Maedchenmoerder Ein Liebesroman
Und ganz so, als sei es ihm plötzlich wichtig zu beweisen, dass er sich wenigstens den Gesetzen der Straßenverkehrsordnung zu unterwerfen vermochte, drosselte er in fast schon aufreizender Weise die Geschwindigkeit. Ich hatte den Satz auf der Zunge, ob er nicht ein bisschen Gas geben könne. (Ich weiß nicht, ob es Ihnen auch so geht: Aber ich werde verrückt, wenn einer hinterm Steuer trödelt - ganz gleich, ob ich es eilig habe oder nicht. Sonntagsfahrerei bereitet mir physisches Unbehagen. So, als ob der Rhythmus meines Bluts in einen fremden Takt gezwungen werden sollte. Ich kann es nicht aushalten, wenn meine Mutter mit hundertzehn Stundenkilometern über die Autobahn schleicht. Seit meinem Führerschein haben wir deshalb immer Streit, wer von uns beiden fahren darf.)
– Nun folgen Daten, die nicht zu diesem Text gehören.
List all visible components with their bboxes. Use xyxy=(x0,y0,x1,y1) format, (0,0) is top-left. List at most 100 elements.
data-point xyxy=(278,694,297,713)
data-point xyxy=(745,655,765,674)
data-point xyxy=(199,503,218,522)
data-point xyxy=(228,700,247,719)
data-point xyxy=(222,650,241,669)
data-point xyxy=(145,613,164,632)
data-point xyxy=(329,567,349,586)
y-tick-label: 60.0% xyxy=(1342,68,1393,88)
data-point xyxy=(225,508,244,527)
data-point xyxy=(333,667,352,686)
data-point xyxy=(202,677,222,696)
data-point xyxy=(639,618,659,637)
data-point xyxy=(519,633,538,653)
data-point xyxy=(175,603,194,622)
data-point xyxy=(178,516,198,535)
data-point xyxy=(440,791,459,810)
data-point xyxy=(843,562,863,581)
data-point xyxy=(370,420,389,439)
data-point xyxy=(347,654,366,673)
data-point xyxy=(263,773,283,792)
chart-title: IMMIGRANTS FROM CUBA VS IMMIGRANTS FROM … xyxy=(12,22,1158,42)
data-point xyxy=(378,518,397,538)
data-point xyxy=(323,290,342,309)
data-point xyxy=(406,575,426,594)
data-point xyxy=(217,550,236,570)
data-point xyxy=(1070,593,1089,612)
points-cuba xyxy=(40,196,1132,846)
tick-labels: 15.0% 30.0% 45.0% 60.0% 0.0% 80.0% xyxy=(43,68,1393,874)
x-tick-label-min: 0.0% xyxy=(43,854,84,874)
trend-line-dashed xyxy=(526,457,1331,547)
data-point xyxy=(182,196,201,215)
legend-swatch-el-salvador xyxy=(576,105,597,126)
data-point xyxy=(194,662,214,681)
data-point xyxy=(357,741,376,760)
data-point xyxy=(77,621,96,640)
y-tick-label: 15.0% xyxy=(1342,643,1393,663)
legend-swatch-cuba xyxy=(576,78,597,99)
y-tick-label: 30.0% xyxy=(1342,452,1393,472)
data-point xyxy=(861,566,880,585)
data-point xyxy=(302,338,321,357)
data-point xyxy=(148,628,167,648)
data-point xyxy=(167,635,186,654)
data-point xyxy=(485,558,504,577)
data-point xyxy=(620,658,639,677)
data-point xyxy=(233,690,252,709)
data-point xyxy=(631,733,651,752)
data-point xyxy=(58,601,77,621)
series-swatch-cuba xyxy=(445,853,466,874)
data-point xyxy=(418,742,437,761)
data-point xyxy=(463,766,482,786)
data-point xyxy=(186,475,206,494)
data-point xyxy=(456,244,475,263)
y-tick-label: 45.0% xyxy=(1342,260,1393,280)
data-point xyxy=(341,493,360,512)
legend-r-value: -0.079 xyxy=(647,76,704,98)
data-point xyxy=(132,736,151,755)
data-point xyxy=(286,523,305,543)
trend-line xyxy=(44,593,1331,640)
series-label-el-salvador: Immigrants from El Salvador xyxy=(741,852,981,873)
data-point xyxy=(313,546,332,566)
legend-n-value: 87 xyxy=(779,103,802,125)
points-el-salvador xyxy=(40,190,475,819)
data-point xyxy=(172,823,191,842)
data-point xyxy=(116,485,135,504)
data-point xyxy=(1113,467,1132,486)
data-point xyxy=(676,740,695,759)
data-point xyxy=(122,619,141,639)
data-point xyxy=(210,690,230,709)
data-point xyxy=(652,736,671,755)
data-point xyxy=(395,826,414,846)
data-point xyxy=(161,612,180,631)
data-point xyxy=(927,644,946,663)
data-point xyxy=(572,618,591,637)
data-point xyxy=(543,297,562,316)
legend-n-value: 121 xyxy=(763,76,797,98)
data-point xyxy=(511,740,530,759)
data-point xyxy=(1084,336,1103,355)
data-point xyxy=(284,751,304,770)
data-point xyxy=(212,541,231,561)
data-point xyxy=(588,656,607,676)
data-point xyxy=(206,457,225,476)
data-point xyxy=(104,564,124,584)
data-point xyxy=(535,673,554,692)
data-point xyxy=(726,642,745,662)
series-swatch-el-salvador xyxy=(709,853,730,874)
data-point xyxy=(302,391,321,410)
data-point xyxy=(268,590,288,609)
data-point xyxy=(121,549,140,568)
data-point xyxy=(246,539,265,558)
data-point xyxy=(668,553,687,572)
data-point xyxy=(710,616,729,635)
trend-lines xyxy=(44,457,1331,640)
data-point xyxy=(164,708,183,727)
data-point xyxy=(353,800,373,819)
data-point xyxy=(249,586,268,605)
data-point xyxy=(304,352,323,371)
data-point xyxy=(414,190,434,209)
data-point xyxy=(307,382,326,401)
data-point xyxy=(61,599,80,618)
Mein Herz machte einen Sprung, als mein Peiniger nach einer weiteren halben Stunde (grob geschätzt, ich hatte wirklich keine Lust, aufs Armaturenbrett zu gucken) die Autobahn verließ. Kurz erlaubte ich mir die Hoffnung, ihm sei das Benzin ausgegangen und er müsse tanken. Aber dann fiel mir ein, dass wir an mindestens zwei Tankstellen vorbeigekommen waren und dass er mitten in der Nacht doch lieber an einer anonymen Autobahnals an einer neugierigen Dorftankstelle halten würde. (Zumal solche Dorftankstellen nachts ohnehin fast immer geschlossen sind.) Ich überlegte, ob es mir weiterhelfen würde, wenn ich ihm mitteilte, dass ich aufs Klo müsse. Er war sicher nicht scharf darauf, dass ich seine schicken Ledersitze einnässte. Andererseits waren die Ledersitze seit dem Hohen Venn ohnehin ruiniert. Und was hätte es mir schon gebracht, selbst wenn er irgendwo am Straßenrand gehalten hätte. Mit meinen gefesselten Armen hätte ich es ohnehin nicht geschafft, schnell genug davonzurennen. Zwar war die flache, hügelige Gegend, durch die wir jetzt fuhren, ziemlich dicht besiedelt. Doch die Backsteindörfer und Bauernhöfe schienen nicht weniger tief zu schlafen als die Steinhäuser in den Ardennen.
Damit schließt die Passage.